I didn’t mind that.  It was the rhythmic nature of it that gave me opportunity to plan for moments that were my own to do with as I pleased.  Retirement changed that.  One person told me that in retirement every day is Saturday.  It doesn’t really work that way, but it took some getting used to.  We can go out and stay up late in the middle of the week.  There are a multitude of days in which nothing particular needs to be accomplished.  I’m heavily involved in my community and the church, but as a volunteer, which means I can say no any time I want, and no one can threaten to take away my paycheck.  Just the same, and three years into it, I still feel that sense of urgency that Saturday is a day for errands and must do chores.  I still feel a little giddy, and slightly guilty, about going out on a Saturday night with little concern for getting up at 5:00 a.m. to prepare for Sunday at church.  
My wife has accused me of being the most unretired retired person she knows because of the obligations I have agreed to take on in the community and for the diocese.  Sometimes I think she might be onto something, and partly because of the irregularity of the demands they make. They don’t come in the predictable flow of a weekly schedule, but in lumps of overwhelming consumption of time and energy followed by a near complete absence for weeks on end. 
On the other hand, and there is one, we now feel free to take long trips to places we’ve always wanted to visit.  Two weeks each year in our favorite getaway place can now be stretched to a month or even two.  Thanks to my workout routine at the Y, I’m in better physical shape than I have been for years.  My habit of Morning Prayer that was once jammed into a half hour early in the morning can now take hours, drifting into reading or writing, or even just thinking.  Afternoon naps are wonderful treats.  I’m learning the art of just messing around: in the garden, in the garage, fixing things, experiencing the community in new ways, even doing Saturday chores on other days.

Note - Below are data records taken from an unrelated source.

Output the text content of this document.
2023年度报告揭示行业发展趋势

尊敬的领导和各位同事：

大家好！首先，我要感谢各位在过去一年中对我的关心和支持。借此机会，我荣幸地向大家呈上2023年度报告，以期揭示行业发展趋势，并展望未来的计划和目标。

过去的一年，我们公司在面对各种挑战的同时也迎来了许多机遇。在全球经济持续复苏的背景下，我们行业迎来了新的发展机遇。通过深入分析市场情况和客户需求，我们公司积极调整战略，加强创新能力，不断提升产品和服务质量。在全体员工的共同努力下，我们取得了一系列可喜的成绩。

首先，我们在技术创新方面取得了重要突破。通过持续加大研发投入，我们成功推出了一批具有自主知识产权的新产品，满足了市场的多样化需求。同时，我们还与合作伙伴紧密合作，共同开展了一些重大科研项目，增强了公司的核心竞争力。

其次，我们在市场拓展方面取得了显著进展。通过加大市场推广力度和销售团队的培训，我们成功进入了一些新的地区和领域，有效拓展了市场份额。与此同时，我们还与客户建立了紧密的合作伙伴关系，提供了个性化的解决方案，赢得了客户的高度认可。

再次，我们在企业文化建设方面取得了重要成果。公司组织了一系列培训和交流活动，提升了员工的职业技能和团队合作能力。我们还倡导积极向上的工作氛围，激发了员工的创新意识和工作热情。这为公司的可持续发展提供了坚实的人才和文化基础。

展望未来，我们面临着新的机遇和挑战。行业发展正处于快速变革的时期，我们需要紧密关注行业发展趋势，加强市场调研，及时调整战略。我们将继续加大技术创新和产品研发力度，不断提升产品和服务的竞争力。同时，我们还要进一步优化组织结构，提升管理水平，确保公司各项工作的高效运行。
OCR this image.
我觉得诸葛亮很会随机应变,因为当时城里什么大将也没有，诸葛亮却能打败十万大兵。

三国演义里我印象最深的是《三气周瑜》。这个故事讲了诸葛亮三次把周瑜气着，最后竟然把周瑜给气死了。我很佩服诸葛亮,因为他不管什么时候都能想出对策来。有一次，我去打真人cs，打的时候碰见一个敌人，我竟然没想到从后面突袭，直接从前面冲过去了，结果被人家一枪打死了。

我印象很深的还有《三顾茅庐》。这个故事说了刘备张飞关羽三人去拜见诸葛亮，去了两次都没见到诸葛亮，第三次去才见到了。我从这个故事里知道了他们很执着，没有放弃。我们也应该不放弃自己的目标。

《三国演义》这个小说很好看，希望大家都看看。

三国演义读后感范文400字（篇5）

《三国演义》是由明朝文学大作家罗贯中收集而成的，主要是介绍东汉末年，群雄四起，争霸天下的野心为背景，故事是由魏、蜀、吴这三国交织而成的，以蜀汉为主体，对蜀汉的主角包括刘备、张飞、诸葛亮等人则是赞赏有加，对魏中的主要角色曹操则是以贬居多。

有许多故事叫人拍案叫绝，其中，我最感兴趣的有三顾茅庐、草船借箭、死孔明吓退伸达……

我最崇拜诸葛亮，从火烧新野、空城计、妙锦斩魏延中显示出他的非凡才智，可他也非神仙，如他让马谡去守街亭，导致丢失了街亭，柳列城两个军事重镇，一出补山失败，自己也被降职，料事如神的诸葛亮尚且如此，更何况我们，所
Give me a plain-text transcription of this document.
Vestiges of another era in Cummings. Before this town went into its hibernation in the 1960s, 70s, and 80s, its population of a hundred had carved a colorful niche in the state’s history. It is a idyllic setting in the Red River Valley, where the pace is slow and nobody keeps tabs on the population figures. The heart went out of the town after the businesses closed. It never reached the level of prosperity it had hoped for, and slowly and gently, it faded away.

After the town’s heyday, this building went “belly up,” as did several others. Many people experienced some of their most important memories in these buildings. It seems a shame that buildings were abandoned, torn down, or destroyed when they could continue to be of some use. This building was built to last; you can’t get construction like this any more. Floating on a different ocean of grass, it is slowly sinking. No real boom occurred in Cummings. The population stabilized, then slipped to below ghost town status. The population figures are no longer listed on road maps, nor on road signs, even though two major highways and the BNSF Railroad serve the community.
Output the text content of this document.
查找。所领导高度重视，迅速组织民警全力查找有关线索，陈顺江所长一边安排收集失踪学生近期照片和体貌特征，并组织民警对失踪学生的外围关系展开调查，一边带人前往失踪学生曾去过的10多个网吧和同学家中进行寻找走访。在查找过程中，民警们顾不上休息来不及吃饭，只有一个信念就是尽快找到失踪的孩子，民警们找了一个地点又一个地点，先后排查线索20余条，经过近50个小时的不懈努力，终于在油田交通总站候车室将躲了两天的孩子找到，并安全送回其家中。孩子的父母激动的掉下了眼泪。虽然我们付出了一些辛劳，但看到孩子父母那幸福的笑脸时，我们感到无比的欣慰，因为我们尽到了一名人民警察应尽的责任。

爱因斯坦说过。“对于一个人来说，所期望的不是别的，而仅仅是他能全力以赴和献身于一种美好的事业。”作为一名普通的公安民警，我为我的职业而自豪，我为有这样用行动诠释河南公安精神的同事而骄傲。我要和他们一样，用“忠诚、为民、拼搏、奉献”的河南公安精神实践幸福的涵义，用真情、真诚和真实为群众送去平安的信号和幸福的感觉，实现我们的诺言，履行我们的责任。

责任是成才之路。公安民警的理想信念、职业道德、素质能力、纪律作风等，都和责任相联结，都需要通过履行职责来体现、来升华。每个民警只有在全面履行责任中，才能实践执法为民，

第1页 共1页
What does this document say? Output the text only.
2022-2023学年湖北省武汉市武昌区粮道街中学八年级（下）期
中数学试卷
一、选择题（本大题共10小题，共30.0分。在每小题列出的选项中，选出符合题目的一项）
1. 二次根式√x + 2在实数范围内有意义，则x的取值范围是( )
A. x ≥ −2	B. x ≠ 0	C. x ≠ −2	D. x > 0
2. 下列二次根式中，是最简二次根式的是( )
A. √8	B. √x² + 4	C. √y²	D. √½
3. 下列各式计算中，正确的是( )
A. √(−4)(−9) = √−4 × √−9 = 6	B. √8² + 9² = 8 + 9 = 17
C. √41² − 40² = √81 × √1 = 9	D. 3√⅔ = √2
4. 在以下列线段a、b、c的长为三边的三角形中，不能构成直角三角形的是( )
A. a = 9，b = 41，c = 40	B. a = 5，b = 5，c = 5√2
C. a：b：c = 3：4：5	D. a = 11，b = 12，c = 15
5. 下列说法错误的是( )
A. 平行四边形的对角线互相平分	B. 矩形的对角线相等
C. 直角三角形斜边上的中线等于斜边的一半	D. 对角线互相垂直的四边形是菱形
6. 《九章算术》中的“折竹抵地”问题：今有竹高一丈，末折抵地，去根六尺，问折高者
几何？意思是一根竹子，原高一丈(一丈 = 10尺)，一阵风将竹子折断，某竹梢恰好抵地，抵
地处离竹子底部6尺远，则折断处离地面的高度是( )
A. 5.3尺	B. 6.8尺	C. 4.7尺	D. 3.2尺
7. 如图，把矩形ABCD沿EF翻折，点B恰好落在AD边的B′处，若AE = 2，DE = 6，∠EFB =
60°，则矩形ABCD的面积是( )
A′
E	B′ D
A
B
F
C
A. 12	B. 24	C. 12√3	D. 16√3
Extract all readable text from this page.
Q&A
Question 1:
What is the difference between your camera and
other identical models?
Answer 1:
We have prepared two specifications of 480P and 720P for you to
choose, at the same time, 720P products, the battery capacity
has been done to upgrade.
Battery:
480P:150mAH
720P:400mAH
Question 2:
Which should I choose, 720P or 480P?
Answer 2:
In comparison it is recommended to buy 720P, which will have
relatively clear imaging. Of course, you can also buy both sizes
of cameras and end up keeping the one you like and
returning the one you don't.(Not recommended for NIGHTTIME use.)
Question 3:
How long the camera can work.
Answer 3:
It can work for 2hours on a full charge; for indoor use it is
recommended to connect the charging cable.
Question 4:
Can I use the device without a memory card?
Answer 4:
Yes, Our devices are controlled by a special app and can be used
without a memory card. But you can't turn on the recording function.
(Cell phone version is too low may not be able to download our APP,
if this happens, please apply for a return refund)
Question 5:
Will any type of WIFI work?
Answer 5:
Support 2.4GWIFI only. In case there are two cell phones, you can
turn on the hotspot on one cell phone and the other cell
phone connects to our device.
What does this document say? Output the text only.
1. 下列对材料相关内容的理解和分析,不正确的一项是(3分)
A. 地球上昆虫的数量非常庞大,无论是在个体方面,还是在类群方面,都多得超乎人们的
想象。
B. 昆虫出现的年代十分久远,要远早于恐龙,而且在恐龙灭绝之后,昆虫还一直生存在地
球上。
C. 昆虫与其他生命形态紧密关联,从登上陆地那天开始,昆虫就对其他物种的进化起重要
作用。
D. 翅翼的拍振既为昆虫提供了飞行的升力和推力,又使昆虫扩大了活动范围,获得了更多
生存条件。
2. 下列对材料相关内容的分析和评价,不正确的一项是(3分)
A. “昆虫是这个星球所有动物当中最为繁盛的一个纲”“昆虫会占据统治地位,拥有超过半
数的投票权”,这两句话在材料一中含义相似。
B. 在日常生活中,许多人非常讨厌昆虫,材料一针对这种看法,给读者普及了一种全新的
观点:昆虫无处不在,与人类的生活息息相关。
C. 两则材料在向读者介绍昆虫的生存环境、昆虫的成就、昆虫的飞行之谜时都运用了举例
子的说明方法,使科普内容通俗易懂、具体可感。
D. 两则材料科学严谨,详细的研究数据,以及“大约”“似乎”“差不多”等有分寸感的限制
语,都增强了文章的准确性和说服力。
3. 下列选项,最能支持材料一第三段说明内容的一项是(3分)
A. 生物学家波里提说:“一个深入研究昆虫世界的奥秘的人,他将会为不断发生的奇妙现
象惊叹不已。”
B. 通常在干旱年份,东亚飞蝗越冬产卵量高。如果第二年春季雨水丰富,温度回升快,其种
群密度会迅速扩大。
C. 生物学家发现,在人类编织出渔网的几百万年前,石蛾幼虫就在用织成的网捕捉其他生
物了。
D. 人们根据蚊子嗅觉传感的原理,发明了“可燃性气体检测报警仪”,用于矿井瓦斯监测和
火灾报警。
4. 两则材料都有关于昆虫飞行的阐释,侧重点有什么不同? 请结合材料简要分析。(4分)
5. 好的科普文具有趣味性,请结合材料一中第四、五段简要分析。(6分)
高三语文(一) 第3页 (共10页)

Would I want to go back to the well regulated life of a working man?  Not a chance.  The irregularity of retired life may be unsettling at times, but I’ve come to treasure that, and delight in the freedom it has brought.  In some ways it has restored a little childlike joy in life, and that’s not bad, especially for a person who struggles a bit with what I prefer to call a touch of melancholy now and then.